Weaknesses: - I believe that the details given in this work are detailed enough to reproduce the experimental results in the paper. The used neural network layers/functions are well established and the training schedule looks clean. However, I would like to encourage the authors to publish their code. - This work might not be a paradigm shift in methodology. However all components are well chosen from previous published work. Examples include the representation of events based on [48, 22, 49, 23], keeping temporal state from [39] or the detector head from [37]. - Resolution is still limited by the sensors of event camera and there is no color information (Although this sensor resolution is certainly interesting for driving video streams). During the experimental comparison, frame-based methods are also down-scaled to the same resolution as the event camera and converted to grayscale. It is exciting to see that the performance for event cameras is on-par with frame-based cameras (in bright settings!), however a camera sensor with a higher resolution and color is likely performing better.

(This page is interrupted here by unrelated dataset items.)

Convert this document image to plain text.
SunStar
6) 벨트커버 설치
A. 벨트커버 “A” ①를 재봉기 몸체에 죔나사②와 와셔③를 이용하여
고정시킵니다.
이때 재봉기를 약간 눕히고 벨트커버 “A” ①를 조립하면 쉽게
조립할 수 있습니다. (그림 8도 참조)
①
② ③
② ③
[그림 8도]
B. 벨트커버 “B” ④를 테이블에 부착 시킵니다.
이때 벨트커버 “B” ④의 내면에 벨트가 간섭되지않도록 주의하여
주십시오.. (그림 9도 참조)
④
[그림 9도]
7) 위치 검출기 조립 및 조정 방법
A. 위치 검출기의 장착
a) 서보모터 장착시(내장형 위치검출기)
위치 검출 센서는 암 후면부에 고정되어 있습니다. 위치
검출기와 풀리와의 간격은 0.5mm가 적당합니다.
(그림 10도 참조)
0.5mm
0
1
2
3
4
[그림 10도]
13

This is not necessarily a weakness for the method; it just leads to potential missing empirical evidence that event cameras in the proposed setup would beat frame-based methods in general. - I might have missed this, but the work does not talk about verification that the automated label transfer of object bounding boxes indeed does work to a certain degree. The qualitative examples (and the detection rates) seem to be evidence of the high quality. However, I would have liked some discussion about this issue.

Correctness: Yes.

Clarity: The paper is well written and easy to follow. The authors make sure that uncommon aspects are well introduced. Experimental results are discussed clearly and fairly.

Relation to Prior Work: Yes, I believe so.

Reproducibility: Yes

Additional Feedback: Additional questions to the authors: - Do you plan to publish your implementation of the experiments along with the dataset? - Do you plan to publish evaluation code along with the dataset? This would ensure that future research is evaluated in the same way as your method. - Have you considered using an event queue per pixel of the past events instead of the mentioned histogram, time surface or event volumes? The work of "Learning an event sequence embedding for dense event-based deep stereo" by Tulyakov et al. report success representing past state by collecting events per pixel rather than training some RNN-like architecture to keep state over time. This might be in line with your final thoughts in the conclusion. - What is the performance of "Gray-RetinaNet" without the resolution and color alternations? - How did you validate the automatically transferred labels in the dataset? (low priority: - What do you think hinders computer vision on event cameras to surpass frame-base camera reasoning?) -------- I would like to thank the authors for their rebuttal and the insightful reviews. I recommend to publish this work. Even more, as the authors promise to make the evaluation protocol clear and append the comparison with a non-downscaled and colored result for the frame based method.